Over the past 20 years we’ve seen all sorts of “healthy sodas” land in our laps. The carbonated soda-water activated ones you make yourself, and the “gut healthy” ones you buy at the grocery store so chalk full of ultraprocessed calorie free sweetneners and prebiotics it’s hard to know what you’re actually drinking. You’ll never see me call a recipe I’ve created “gut-healthy” because it’s not what I put in – but what nature puts in – that makes it so. The additives in New Age Soda are prebiotics. (the food that healthy gut bacteria love to feast on!) But those foods can’t fuel a healthy gut if the good gut microbes don’t get in there in the first place. Naturally fermented foods – like kimchi, sourdough, and this soda – are where those good guys get in. So if you’re going to *actually* enjoy a gut-healthy soda, you’re probably going to have to make it yourself. Ahem.
That’s right, the “original fizzy lifting drinks” weren’t made with soda-spraying contraptions. Before refrigeration, before preservatives, before shelf-stable anything — there was fermentation. Humans have been coaxing wild yeasts and beneficial bacteria to do the work of preservation (and pleasure) for thousands of years. Natural fermentation is simply this: wild microorganisms present on flowers, fruits, and in the air around us feed on sugar, releasing carbon dioxide and creating that signature fizz. No commercial yeast packets. No forced carbonation. Just time, warmth, and a little trust in the process.
What you get is a living drink — lightly effervescent, slightly tangy, and genuinely alive in a way that no store-bought soda ever is.
Because what passes for soda in most bottles is closer to flavored sugar water than anything the earth made. When you brew your own, you control everything: the sweetness, the botanicals, the fermentation time, the fizz level. You also get something most commercial sodas can’t offer — probiotics, enzymes, and the natural byproducts of fermentation that support your gut rather than tax it. Even the ones with “gut health added,” can’t touch the actual incredibleness of this one that brews while you watch.
There’s also something quietly satisfying about watching a jar of flowers and honey come alive on your counter, or knowing that it’s brewing outside in the sun. It’s alchemy, really — and it takes about five minutes of hands-on time.

This soda is PERFECTION. Fizzy, lifting, floral, fresh and precious in a way that drinking flowers only can be.
And, lilac, honey, lemon, and grapefruit don’t just taste good together — they work together in a way that makes Ayurvedic sense, especially as we move through spring.
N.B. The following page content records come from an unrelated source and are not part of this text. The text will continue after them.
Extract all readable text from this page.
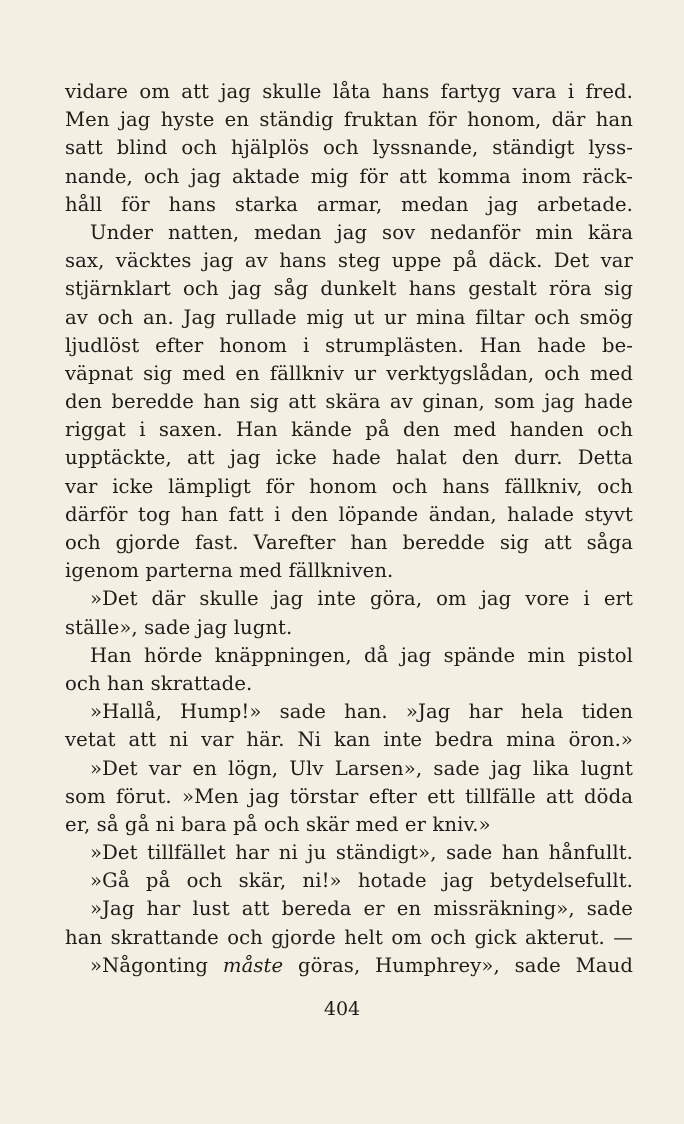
vidare om att jag skulle låta hans fartyg vara i fred.
Men jag hyste en ständig fruktan för honom, där han
satt blind och hjälplös och lyssnande, ständigt lyss-
nande, och jag aktade mig för att komma inom räck-
håll för hans starka armar, medan jag arbetade.
Under natten, medan jag sov nedanför min kära
sax, väcktes jag av hans steg uppe på däck. Det var
stjärnklart och jag såg dunkelt hans gestalt röra sig
av och an. Jag rullade mig ut ur mina filtar och smög
ljudlöst efter honom i strumplästen. Han hade be-
väpnat sig med en fällkniv ur verktygslådan, och med
den beredde han sig att skära av ginan, som jag hade
riggat i saxen. Han kände på den med handen och
upptäckte, att jag icke hade halat den durr. Detta
var icke lämpligt för honom och hans fällkniv, och
därför tog han fatt i den löpande ändan, halade styvt
och gjorde fast. Varefter han beredde sig att såga
igenom parterna med fällkniven.
»Det där skulle jag inte göra, om jag vore i ert
ställe», sade jag lugnt.
Han hörde knäppningen, då jag spände min pistol
och han skrattade.
»Hallå, Hump!» sade han. »Jag har hela tiden
vetat att ni var här. Ni kan inte bedra mina öron.»
»Det var en lögn, Ulv Larsen», sade jag lika lugnt
som förut. »Men jag törstar efter ett tillfälle att döda
er, så gå ni bara på och skär med er kniv.»
»Det tillfället har ni ju ständigt», sade han hånfullt.
»Gå på och skär, ni!» hotade jag betydelsefullt.
»Jag har lust att bereda er en missräkning», sade
han skrattande och gjorde helt om och gick akterut. —
»Någonting måste göras, Humphrey», sade Maud
404
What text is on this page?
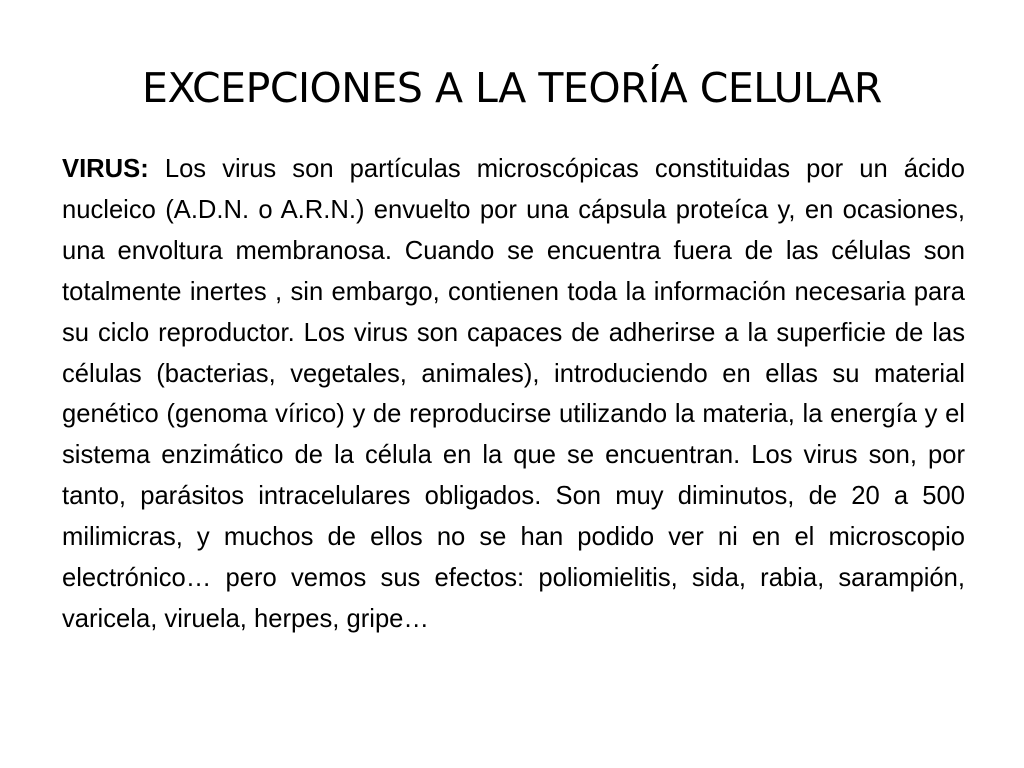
EXCEPCIONES A LA TEORÍA CELULAR

VIRUS: Los virus son partículas microscópicas constituidas por un ácido nucleico (A.D.N. o A.R.N.) envuelto por una cápsula proteíca y, en ocasiones, una envoltura membranosa. Cuando se encuentra fuera de las células son totalmente inertes , sin embargo, contienen toda la información necesaria para su ciclo reproductor. Los virus son capaces de adherirse a la superficie de las células (bacterias, vegetales, animales), introduciendo en ellas su material genético (genoma vírico) y de reproducirse utilizando la materia, la energía y el sistema enzimático de la célula en la que se encuentran. Los virus son, por tanto, parásitos intracelulares obligados. Son muy diminutos, de 20 a 500 milimicras, y muchos de ellos no se han podido ver ni en el microscopio electrónico… pero vemos sus efectos: poliomielitis, sida, rabia, sarampión, varicela, viruela, herpes, gripe…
Spring is Kapha season: heavy, cool, damp, and slow. The qualities we’re working against are the same ones that show up as sluggishness, congestion, and that thick, leaden feeling that can follow a long winter. This soda is a direct counterpoint.
Lilac brings an astringent, slightly bitter quality — both rasas that pacify kapha and help clear ama (accumulated toxins) from the channels. Grapefruit is sharp, sour, and light, stimulating agni (digestive fire) and cutting through heaviness. Lemon does similar work — sour rasa in small amounts kindles digestion and supports liver function, which is particularly relevant in spring when the body is naturally detoxifying. Honey, used raw and never heated past lukewarm, is one of Ayurveda’s most valued foods in spring, specifically — its scraping quality (lekhana) helps clear kapha from the tissues.
The fermentation process itself adds another layer: the light acidity and probiotic activity support a microbiome that’s often sluggish after winter, and the natural effervescence is itself lightening and stimulating — the opposite of heavy, which is exactly what spring calls for.
Drink it cool but not icy. In sophisticated amounts. Before or between meals if you want the digestive benefit most.
Don’t forget that it’s crucial you NEVER HEAT YOUR HONEY here. Simply add it to the jar, and let it be. The sun will do it’s good work.
Lastly, I don’t add yeast when I make this soda – I just let nature take its time. But if you want extra fizz (or faster action,) add it!